Introducing Ian Fenn
Ian is something of a legend in the UX community, having worked as an independent UX consultant for almost 20 years, for clients such as BT, Virgin Media & the BBC. He's an experienced writer and teacher on designing effective portfolios, helping designers land the jobs they've always wanted.
His upcoming book Designing a UX Portfolio, published by O'Reilly Media is due for ebook release later in 2015 with the print publication due in 2016. You can sign up to be notified of when it is available at lobsterbook.com.
I’d like to start with a little background. How did you become a UX designer?
My first job was as a computer operator, managing mainframes and dumb terminals. Very 'War Games'. But then I managed to move into radio production and presentation. I worked as a radio producer and reporter for five years or so. Then the web came along and I realised that I could get a role doing both computing and editorial. And that was that. I started at a small digital agency then joined the BBC. That was almost 20 years ago.
Your upcoming book focuses on designing a UX portfolios. Many designers are moving into UX from more traditional fields like graphic or web design, yet their struggle to present their work. What are the most common misconceptions about UX as a discipline?
The most common misconception is that designing a user interface makes you a UX designer.
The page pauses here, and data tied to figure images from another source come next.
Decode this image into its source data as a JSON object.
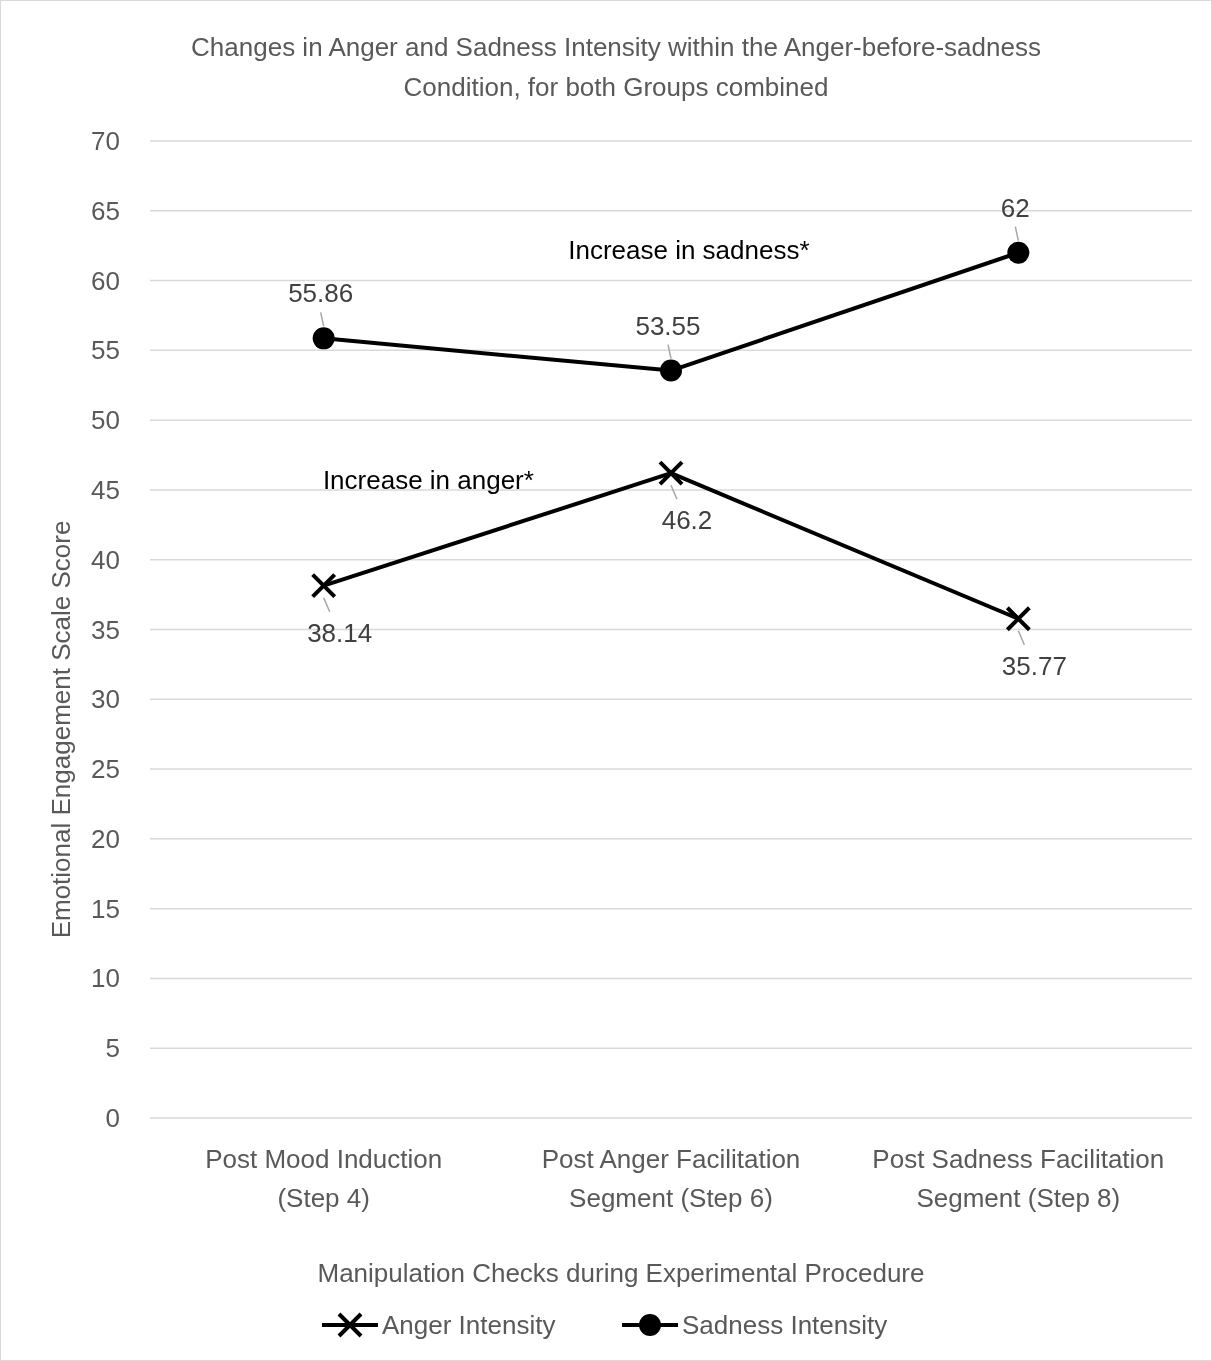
{
  "chart_data": {
    "type": "line",
    "title": "Changes in Anger and Sadness Intensity within the Anger-before-sadness Condition, for both Groups combined",
    "xlabel": "Manipulation Checks during Experimental Procedure",
    "ylabel": "Emotional Engagement Scale Score",
    "categories": [
      "Post Mood Induction (Step 4)",
      "Post Anger Facilitation Segment (Step 6)",
      "Post Sadness Facilitation Segment (Step 8)"
    ],
    "series": [
      {
        "name": "Anger Intensity",
        "color": "#000000",
        "marker": "cross",
        "values": [
          38.14,
          46.2,
          35.77
        ]
      },
      {
        "name": "Sadness Intensity",
        "color": "#000000",
        "marker": "circle",
        "values": [
          55.86,
          53.55,
          62
        ]
      }
    ],
    "ylim": [
      0,
      70
    ],
    "yticks": [
      0,
      5,
      10,
      15,
      20,
      25,
      30,
      35,
      40,
      45,
      50,
      55,
      60,
      65,
      70
    ],
    "grid": "y",
    "legend": "bottom",
    "data_labels": true,
    "line_style": "solid",
    "annotations": [
      "Increase in sadness*",
      "Increase in anger*"
    ]
  }
}
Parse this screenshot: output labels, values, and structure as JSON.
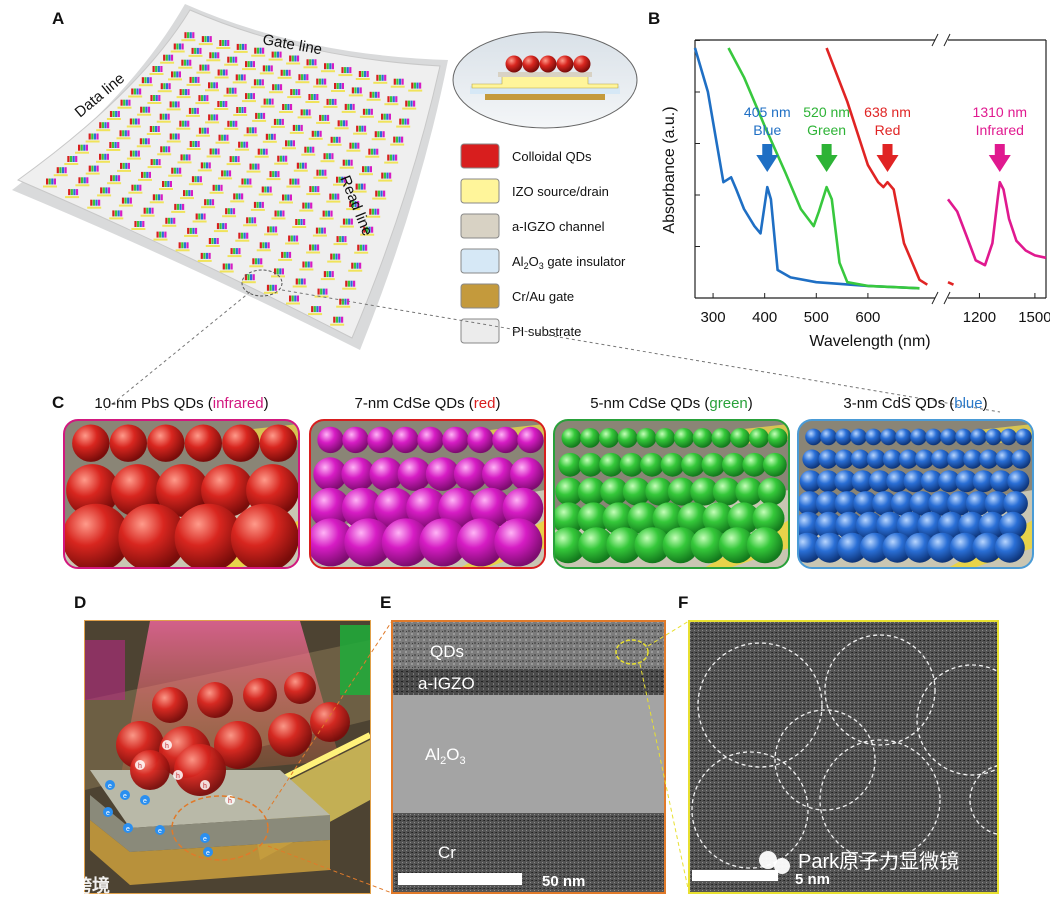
{
  "panel_labels": {
    "a": "A",
    "b": "B",
    "c": "C",
    "d": "D",
    "e": "E",
    "f": "F"
  },
  "panel_a": {
    "gate_line": "Gate line",
    "data_line": "Data line",
    "read_line": "Read line",
    "legend": [
      {
        "label": "Colloidal QDs",
        "color": "#d81e1e"
      },
      {
        "label": "IZO source/drain",
        "color": "#fff59a"
      },
      {
        "label": "a-IGZO channel",
        "color": "#d8d2c4"
      },
      {
        "label_pre": "Al",
        "label_sub1": "2",
        "label_mid": "O",
        "label_sub2": "3",
        "label_post": " gate insulator",
        "color": "#d6e8f6"
      },
      {
        "label": "Cr/Au gate",
        "color": "#c49a3c"
      },
      {
        "label": "PI substrate",
        "color": "#ececec"
      }
    ]
  },
  "chart_data": {
    "type": "line",
    "xlabel": "Wavelength (nm)",
    "ylabel": "Absorbance (a.u.)",
    "x_ticks": [
      "300",
      "400",
      "500",
      "600",
      "1200",
      "1500"
    ],
    "axis_break": true,
    "series": [
      {
        "color": "#1f6fc4",
        "x": [
          265,
          290,
          320,
          335,
          345,
          360,
          380,
          392,
          405,
          412,
          425,
          450,
          500,
          600,
          700
        ],
        "y": [
          1.0,
          0.82,
          0.45,
          0.47,
          0.42,
          0.34,
          0.27,
          0.24,
          0.43,
          0.38,
          0.09,
          0.06,
          0.04,
          0.025,
          0.015
        ]
      },
      {
        "color": "#38c83e",
        "x": [
          330,
          360,
          400,
          440,
          470,
          495,
          505,
          520,
          530,
          545,
          560,
          600,
          650,
          700
        ],
        "y": [
          1.0,
          0.88,
          0.68,
          0.49,
          0.34,
          0.27,
          0.33,
          0.43,
          0.38,
          0.12,
          0.04,
          0.025,
          0.02,
          0.015
        ]
      },
      {
        "color": "#e02424",
        "x": [
          520,
          560,
          600,
          620,
          630,
          638,
          650,
          670,
          700,
          715
        ],
        "y": [
          1.0,
          0.78,
          0.52,
          0.45,
          0.43,
          0.45,
          0.42,
          0.2,
          0.05,
          0.03
        ],
        "x_after_break": [
          1030,
          1060
        ],
        "y_after_break": [
          0.04,
          0.03
        ]
      },
      {
        "color": "#e0198f",
        "x": [
          1030,
          1080,
          1130,
          1180,
          1230,
          1270,
          1300,
          1310,
          1330,
          1360,
          1400,
          1450,
          1500,
          1560
        ],
        "y": [
          0.38,
          0.33,
          0.23,
          0.13,
          0.11,
          0.2,
          0.39,
          0.45,
          0.42,
          0.3,
          0.21,
          0.17,
          0.15,
          0.14
        ]
      }
    ],
    "annotations": [
      {
        "value": "405 nm",
        "name": "Blue",
        "color": "#1f6fc4",
        "x": 405
      },
      {
        "value": "520 nm",
        "name": "Green",
        "color": "#2db336",
        "x": 520
      },
      {
        "value": "638 nm",
        "name": "Red",
        "color": "#e02424",
        "x": 638
      },
      {
        "value": "1310 nm",
        "name": "Infrared",
        "color": "#e0198f",
        "x": 1310
      }
    ]
  },
  "panel_c": [
    {
      "pre": "10-nm PbS QDs (",
      "word": "infrared",
      "post": ")",
      "color": "#d2187f",
      "ball": "#d0201f",
      "border": "#d2187f"
    },
    {
      "pre": "7-nm CdSe QDs (",
      "word": "red",
      "post": ")",
      "color": "#d81e1e",
      "ball": "#d61cc4",
      "border": "#d81e1e"
    },
    {
      "pre": "5-nm CdSe QDs (",
      "word": "green",
      "post": ")",
      "color": "#29a13a",
      "ball": "#35c83a",
      "border": "#29a13a"
    },
    {
      "pre": "3-nm CdS QDs (",
      "word": "blue",
      "post": ")",
      "color": "#2a78c8",
      "ball": "#2a6fd6",
      "border": "#4a9bd6"
    }
  ],
  "panel_d": {
    "hole": "h",
    "electron": "e"
  },
  "panel_e": {
    "qds": "QDs",
    "igzo": "a-IGZO",
    "al_pre": "Al",
    "al_sub1": "2",
    "al_mid": "O",
    "al_sub2": "3",
    "cr": "Cr",
    "scale": "50 nm"
  },
  "panel_f": {
    "scale": "5 nm"
  },
  "watermarks": {
    "left": "大数跨境",
    "right": "Park原子力显微镜"
  }
}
You may have created a user interface that will lead to a user experience, but 'UX designer' is shorthand for somebody who works with a team to ensure the end design is user-centered. They use tools such as usability testing, contextual enquiry, etc., to ensure that user needs are met. The user interface is just the end result.
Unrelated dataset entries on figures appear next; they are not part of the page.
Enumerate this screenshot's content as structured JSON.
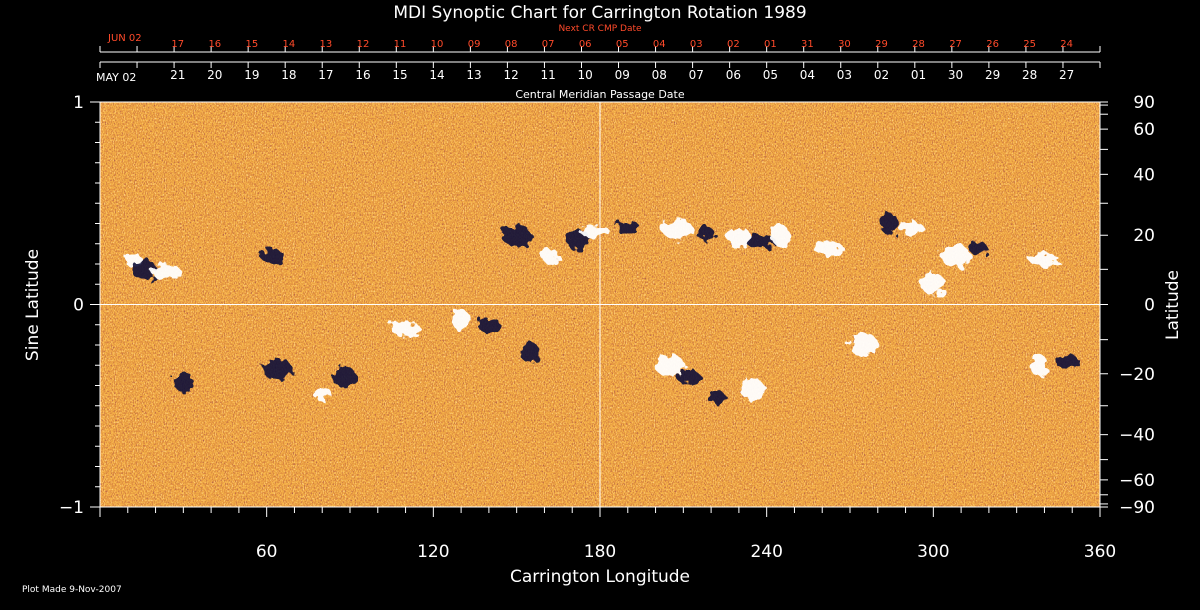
{
  "chart_data": {
    "type": "heatmap",
    "title": "MDI Synoptic Chart for Carrington Rotation 1989",
    "xlabel": "Carrington Longitude",
    "ylabel": "Sine Latitude",
    "ylabel_right": "Latitude",
    "xlim": [
      0,
      360
    ],
    "ylim": [
      -1,
      1
    ],
    "x_ticks": [
      {
        "value": 60,
        "label": "60"
      },
      {
        "value": 120,
        "label": "120"
      },
      {
        "value": 180,
        "label": "180"
      },
      {
        "value": 240,
        "label": "240"
      },
      {
        "value": 300,
        "label": "300"
      },
      {
        "value": 360,
        "label": "360"
      }
    ],
    "y_ticks": [
      {
        "value": 1,
        "label": "1"
      },
      {
        "value": 0,
        "label": "0"
      },
      {
        "value": -1,
        "label": "−1"
      }
    ],
    "lat_ticks": [
      {
        "value": 90,
        "label": "90"
      },
      {
        "value": 60,
        "label": "60"
      },
      {
        "value": 40,
        "label": "40"
      },
      {
        "value": 20,
        "label": "20"
      },
      {
        "value": 0,
        "label": "0"
      },
      {
        "value": -20,
        "label": "−20"
      },
      {
        "value": -40,
        "label": "−40"
      },
      {
        "value": -60,
        "label": "−60"
      },
      {
        "value": -90,
        "label": "−90"
      }
    ],
    "reference_lines": {
      "longitude": 180,
      "sine_latitude": 0
    },
    "top_axis_label": "Central Meridian Passage Date",
    "cmp_month_label": "MAY 02",
    "cmp_dates": [
      "21",
      "20",
      "19",
      "18",
      "17",
      "16",
      "15",
      "14",
      "13",
      "12",
      "11",
      "10",
      "09",
      "08",
      "07",
      "06",
      "05",
      "04",
      "03",
      "02",
      "01",
      "30",
      "29",
      "28",
      "27"
    ],
    "next_cr_label": "Next CR CMP Date",
    "next_cr_month_label": "JUN 02",
    "next_cr_dates": [
      "17",
      "16",
      "15",
      "14",
      "13",
      "12",
      "11",
      "10",
      "09",
      "08",
      "07",
      "06",
      "05",
      "04",
      "03",
      "02",
      "01",
      "31",
      "30",
      "29",
      "28",
      "27",
      "26",
      "25",
      "24"
    ],
    "colormap": [
      "#11113a",
      "#8a1a10",
      "#ff7a18",
      "#ffe9a8",
      "#ffffff"
    ],
    "active_regions": [
      {
        "lon": 12,
        "sinlat": 0.22,
        "polarity": "positive"
      },
      {
        "lon": 16,
        "sinlat": 0.17,
        "polarity": "negative"
      },
      {
        "lon": 24,
        "sinlat": 0.16,
        "polarity": "positive"
      },
      {
        "lon": 30,
        "sinlat": -0.38,
        "polarity": "negative"
      },
      {
        "lon": 62,
        "sinlat": 0.24,
        "polarity": "negative"
      },
      {
        "lon": 64,
        "sinlat": -0.32,
        "polarity": "negative"
      },
      {
        "lon": 80,
        "sinlat": -0.44,
        "polarity": "positive"
      },
      {
        "lon": 88,
        "sinlat": -0.36,
        "polarity": "negative"
      },
      {
        "lon": 110,
        "sinlat": -0.12,
        "polarity": "positive"
      },
      {
        "lon": 130,
        "sinlat": -0.08,
        "polarity": "positive"
      },
      {
        "lon": 140,
        "sinlat": -0.1,
        "polarity": "negative"
      },
      {
        "lon": 150,
        "sinlat": 0.34,
        "polarity": "negative"
      },
      {
        "lon": 162,
        "sinlat": 0.24,
        "polarity": "positive"
      },
      {
        "lon": 172,
        "sinlat": 0.32,
        "polarity": "negative"
      },
      {
        "lon": 178,
        "sinlat": 0.36,
        "polarity": "positive"
      },
      {
        "lon": 155,
        "sinlat": -0.24,
        "polarity": "negative"
      },
      {
        "lon": 190,
        "sinlat": 0.38,
        "polarity": "negative"
      },
      {
        "lon": 208,
        "sinlat": 0.37,
        "polarity": "positive"
      },
      {
        "lon": 218,
        "sinlat": 0.35,
        "polarity": "negative"
      },
      {
        "lon": 230,
        "sinlat": 0.33,
        "polarity": "positive"
      },
      {
        "lon": 238,
        "sinlat": 0.31,
        "polarity": "negative"
      },
      {
        "lon": 245,
        "sinlat": 0.34,
        "polarity": "positive"
      },
      {
        "lon": 212,
        "sinlat": -0.36,
        "polarity": "negative"
      },
      {
        "lon": 205,
        "sinlat": -0.3,
        "polarity": "positive"
      },
      {
        "lon": 222,
        "sinlat": -0.46,
        "polarity": "negative"
      },
      {
        "lon": 235,
        "sinlat": -0.42,
        "polarity": "positive"
      },
      {
        "lon": 262,
        "sinlat": 0.28,
        "polarity": "positive"
      },
      {
        "lon": 284,
        "sinlat": 0.4,
        "polarity": "negative"
      },
      {
        "lon": 292,
        "sinlat": 0.38,
        "polarity": "positive"
      },
      {
        "lon": 308,
        "sinlat": 0.24,
        "polarity": "positive"
      },
      {
        "lon": 316,
        "sinlat": 0.28,
        "polarity": "negative"
      },
      {
        "lon": 300,
        "sinlat": 0.1,
        "polarity": "positive"
      },
      {
        "lon": 340,
        "sinlat": 0.22,
        "polarity": "positive"
      },
      {
        "lon": 338,
        "sinlat": -0.3,
        "polarity": "positive"
      },
      {
        "lon": 348,
        "sinlat": -0.28,
        "polarity": "negative"
      },
      {
        "lon": 275,
        "sinlat": -0.2,
        "polarity": "positive"
      }
    ],
    "grid": false
  },
  "footer": {
    "plot_made": "Plot Made  9-Nov-2007"
  }
}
You must deal with a lot of younger designers starting out their careers. What’s the one skill you’d advise younger designers to improve upon?
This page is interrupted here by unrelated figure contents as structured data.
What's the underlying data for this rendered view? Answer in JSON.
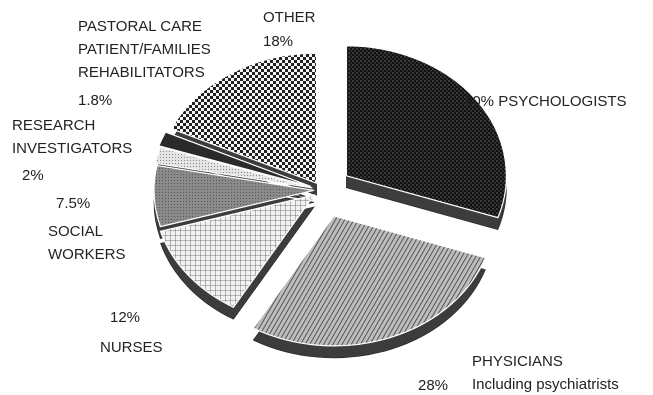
{
  "chart_data": {
    "type": "pie",
    "style": "exploded 3D pie, grayscale patterned slices",
    "slices": [
      {
        "key": "psychologists",
        "value": 30,
        "value_label": "30%",
        "label_lines": [
          "PSYCHOLOGISTS"
        ],
        "pattern": "dots-dark"
      },
      {
        "key": "physicians",
        "value": 28,
        "value_label": "28%",
        "label_lines": [
          "PHYSICIANS",
          "Including psychiatrists"
        ],
        "pattern": "diagonal-lines"
      },
      {
        "key": "nurses",
        "value": 12,
        "value_label": "12%",
        "label_lines": [
          "NURSES"
        ],
        "pattern": "grid"
      },
      {
        "key": "social-workers",
        "value": 7.5,
        "value_label": "7.5%",
        "label_lines": [
          "SOCIAL",
          "WORKERS"
        ],
        "pattern": "dense-gray"
      },
      {
        "key": "research-investigators",
        "value": 2,
        "value_label": "2%",
        "label_lines": [
          "RESEARCH",
          "INVESTIGATORS"
        ],
        "pattern": "light-dots"
      },
      {
        "key": "pastoral-care",
        "value": 1.8,
        "value_label": "1.8%",
        "label_lines": [
          "PASTORAL CARE",
          "PATIENT/FAMILIES",
          "REHABILITATORS"
        ],
        "pattern": "solid-dark"
      },
      {
        "key": "other",
        "value": 18,
        "value_label": "18%",
        "label_lines": [
          "OTHER"
        ],
        "pattern": "checker"
      }
    ],
    "colors": {
      "dark": "#1a1a1a",
      "mid": "#6e6e6e",
      "light": "#d9d9d9",
      "background": "#ffffff"
    }
  }
}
Communication and facilitation skills. Over the past five years or so we’ve seen these skills become much more important. Roles where you conduct research and then sit in front of a wireframing tool are becoming less common. The role of UX designer is now more about helping teams to arrive at the right design - and that means facilitating and communicating well.
UX designer, UI designer…. As an industry, design seems to be obsessed with defining and specialising these roles. Are they all same?
No, but it’s sometimes difficult to tell them apart – and that’s why having and maintaining a UX portfolio is really important. A UX portfolio allows you to clearly explain your skillset regardless of job title, and that can help you avoid the wrong job and get yourself into the right one.